Terry David Mulligan— Van Morrison , “The Prophet Speaks “
This is the title track from Van’s latest album. It’s the last track of 14 on The album.
You travel through songs by Sam Cooke, Solomon Burke, JL Hooker, Willie Dixon, JD Harris and 6 by Van.
On This track Van is joined by his co-producer Joey DeFrancesco on Organ, piano and trumpet. Van himself plays harmonica and alto sax.
The whole song is built to stand the test of time. Haunting & Deep.
Lionel Rault— Jenny Lewis, “Red Bull & Hennessy”
In such stellar company as Beck, Benmont Tench, Ryan Adams, and Ringo Starr, Jenny Lewis releases her first new music since 2014. Enjoy!

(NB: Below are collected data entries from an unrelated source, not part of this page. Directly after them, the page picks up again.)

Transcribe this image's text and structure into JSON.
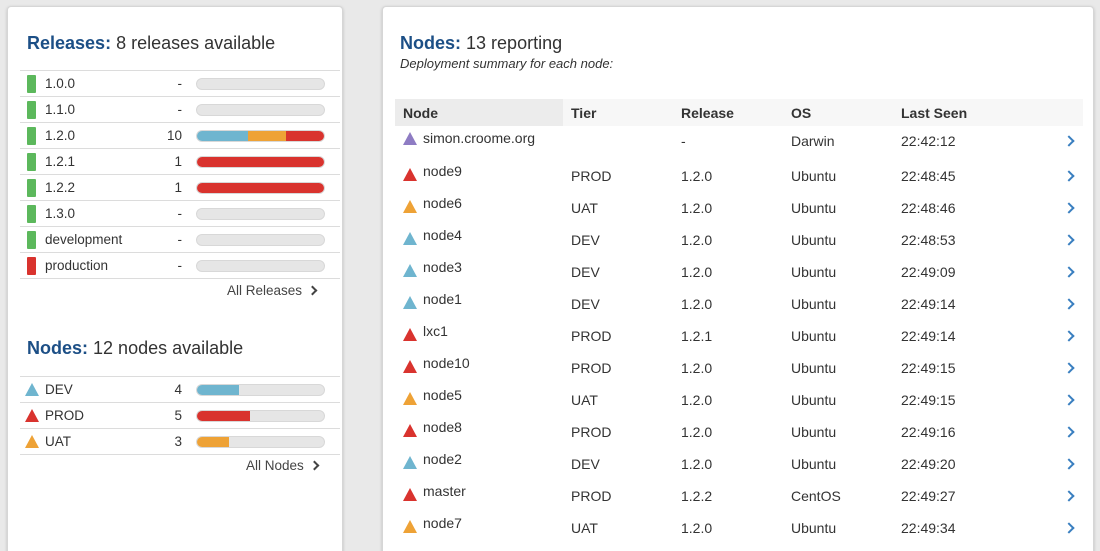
{
  "colors": {
    "green": "#5cb85c",
    "red": "#d9332e",
    "blue": "#6fb5cf",
    "orange": "#eea236",
    "purple": "#8e7cc3",
    "heading_blue": "#1c4f86",
    "chevron_blue": "#3a7fc0"
  },
  "releases": {
    "title_label": "Releases:",
    "title_text": "8 releases available",
    "items": [
      {
        "name": "1.0.0",
        "count": "-",
        "color": "green",
        "segments": []
      },
      {
        "name": "1.1.0",
        "count": "-",
        "color": "green",
        "segments": []
      },
      {
        "name": "1.2.0",
        "count": "10",
        "color": "green",
        "segments": [
          {
            "color": "blue",
            "fraction": 0.4
          },
          {
            "color": "orange",
            "fraction": 0.3
          },
          {
            "color": "red",
            "fraction": 0.3
          }
        ]
      },
      {
        "name": "1.2.1",
        "count": "1",
        "color": "green",
        "segments": [
          {
            "color": "red",
            "fraction": 1.0
          }
        ]
      },
      {
        "name": "1.2.2",
        "count": "1",
        "color": "green",
        "segments": [
          {
            "color": "red",
            "fraction": 1.0
          }
        ]
      },
      {
        "name": "1.3.0",
        "count": "-",
        "color": "green",
        "segments": []
      },
      {
        "name": "development",
        "count": "-",
        "color": "green",
        "segments": []
      },
      {
        "name": "production",
        "count": "-",
        "color": "red",
        "segments": []
      }
    ],
    "all_link": "All Releases"
  },
  "tiers": {
    "title_label": "Nodes:",
    "title_text": "12 nodes available",
    "items": [
      {
        "name": "DEV",
        "count": "4",
        "color": "blue",
        "fraction": 0.333
      },
      {
        "name": "PROD",
        "count": "5",
        "color": "red",
        "fraction": 0.417
      },
      {
        "name": "UAT",
        "count": "3",
        "color": "orange",
        "fraction": 0.25
      }
    ],
    "all_link": "All Nodes"
  },
  "nodes": {
    "title_label": "Nodes:",
    "title_text": "13 reporting",
    "subtitle": "Deployment summary for each node:",
    "columns": [
      "Node",
      "Tier",
      "Release",
      "OS",
      "Last Seen"
    ],
    "rows": [
      {
        "node": "simon.croome.org",
        "tier": "",
        "release": "-",
        "os": "Darwin",
        "last_seen": "22:42:12",
        "color": "purple"
      },
      {
        "node": "node9",
        "tier": "PROD",
        "release": "1.2.0",
        "os": "Ubuntu",
        "last_seen": "22:48:45",
        "color": "red"
      },
      {
        "node": "node6",
        "tier": "UAT",
        "release": "1.2.0",
        "os": "Ubuntu",
        "last_seen": "22:48:46",
        "color": "orange"
      },
      {
        "node": "node4",
        "tier": "DEV",
        "release": "1.2.0",
        "os": "Ubuntu",
        "last_seen": "22:48:53",
        "color": "blue"
      },
      {
        "node": "node3",
        "tier": "DEV",
        "release": "1.2.0",
        "os": "Ubuntu",
        "last_seen": "22:49:09",
        "color": "blue"
      },
      {
        "node": "node1",
        "tier": "DEV",
        "release": "1.2.0",
        "os": "Ubuntu",
        "last_seen": "22:49:14",
        "color": "blue"
      },
      {
        "node": "lxc1",
        "tier": "PROD",
        "release": "1.2.1",
        "os": "Ubuntu",
        "last_seen": "22:49:14",
        "color": "red"
      },
      {
        "node": "node10",
        "tier": "PROD",
        "release": "1.2.0",
        "os": "Ubuntu",
        "last_seen": "22:49:15",
        "color": "red"
      },
      {
        "node": "node5",
        "tier": "UAT",
        "release": "1.2.0",
        "os": "Ubuntu",
        "last_seen": "22:49:15",
        "color": "orange"
      },
      {
        "node": "node8",
        "tier": "PROD",
        "release": "1.2.0",
        "os": "Ubuntu",
        "last_seen": "22:49:16",
        "color": "red"
      },
      {
        "node": "node2",
        "tier": "DEV",
        "release": "1.2.0",
        "os": "Ubuntu",
        "last_seen": "22:49:20",
        "color": "blue"
      },
      {
        "node": "master",
        "tier": "PROD",
        "release": "1.2.2",
        "os": "CentOS",
        "last_seen": "22:49:27",
        "color": "red"
      },
      {
        "node": "node7",
        "tier": "UAT",
        "release": "1.2.0",
        "os": "Ubuntu",
        "last_seen": "22:49:34",
        "color": "orange"
      }
    ]
  }
}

Orest Soltykevych— Raúl Garello & Julio Oscar Pane / Orchestre du Capitole de Toulouse, “Cuando tú no estás”
Carlos Gardel was born in Toulouse, France to an unwed mother, and to escape the stigma associated with having a child out of wedlock, mother and son fled to Buenos Aires. And there young Carlos became a popular singer of tangos.

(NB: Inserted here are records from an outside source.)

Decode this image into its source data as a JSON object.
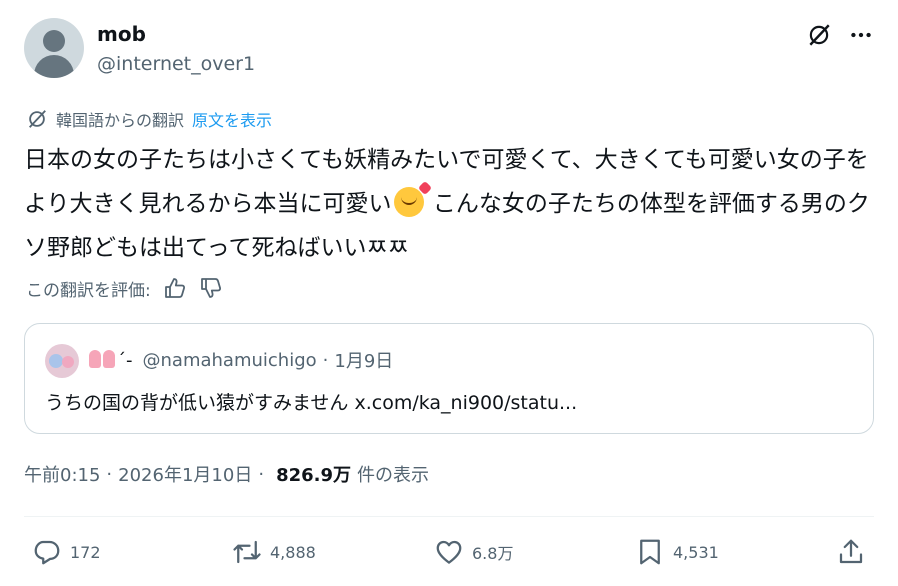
{
  "author": {
    "display_name": "mob",
    "handle": "@internet_over1"
  },
  "header_icons": [
    "grok-icon",
    "more-icon"
  ],
  "translation": {
    "label": "韓国語からの翻訳",
    "show_original_link": "原文を表示"
  },
  "tweet": {
    "text_part1": "日本の女の子たちは小さくても妖精みたいで可愛くて、大きくても可愛い女の子をより大きく見れるから本当に可愛い",
    "emoji": "smiling-face-with-hearts",
    "text_part2": " こんな女の子たちの体型を評価する男のクソ野郎どもは出てって死ねばいいㅉㅉ"
  },
  "rate_translation": {
    "label": "この翻訳を評価:"
  },
  "quote": {
    "decoration": "´-",
    "handle": "@namahamuichigo",
    "separator": "·",
    "date": "1月9日",
    "text": "うちの国の背が低い猿がすみません x.com/ka_ni900/statu..."
  },
  "meta": {
    "time": "午前0:15",
    "separator1": "·",
    "date": "2026年1月10日",
    "separator2": "·",
    "views_count": "826.9万",
    "views_label": "件の表示"
  },
  "actions": {
    "reply_count": "172",
    "repost_count": "4,888",
    "like_count": "6.8万",
    "bookmark_count": "4,531"
  }
}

In 1917, he sang his first tango, and eventually became a national idol singing tangos and milongas.
In 1935, at age 44, Gardel was killed in a plane crash.
Lark Clark— Salif Keita & Ladysmith Black Mambazo, “Gnamale”
After a career of 40+ years Salif Keita says his latest album, Un Autre Blanc, will be his last. On this track he teams up with an unlikely partner: South Africa’s Ladysmith Black Mambazo. On this ancient praise song for hunters, he experiments with a Vocoder – to hypnotizing effect.
Darcy Whiteside— Chatham Rabbits, “Come Home”
Husband and wife duo recently quite their full-time jobs to pursue music full-time. This is their debut album (released January 11). This song tells a separation from two points of view. Beautiful harmonies with fiddle from Libby Rodenbough of Mipso and mandolin from Andrew Marlin of Mandolin Orange.
Leo Cripps— Mayra Andrade, “Segredu”
Mayra new album Manga is set for release Feb 8 and I believe this is an artist that fits CKUA audience
Hayley Muir— Sarah Louise, “R Mountain”
Sarah Louise has expanded from her 12-string fingerpicking roots on her second full-length album. Here, she’s using numerous 6-string electric guitars, overdubbing each in a beautiful, modern, ambient expression of her Appalachian traditional folk. R Mountain is a meditative, uplifting piece from the album.
Amy van Keeken— Juliana Hatfield, “All Right, Yeah”
Her new album Weird is full of HOOK after HOOK, RIFF after RIFF and JAM after JAM. This woman writes a killer rock song, each one catchier than the next. Long Live Juliana Hatfield.
Grant Stovel— Emily King, “Remind Me”
Prior to writing her new album, Scenery, Emily King made some changes.
First, she finally got her driver’s license.
Then, she got in the car and drove from the block of New York’s Lower East Side where she’d spent all of her three decades on the planet — and drove upstate to Woodstock, New York, where she now makes her home.
That change of scenery sparked her new album’s opener, “Remind Me” — which was the first thing she wrote in her newfound home.
It’s a breezy, soulful, and seems to evoke a sense of both nostalgia and hopefulness. Like looking simultaneously backwards and forwards. The full picture.
It certainly feels like this very talented artist has found both her vehicle AND her milieu.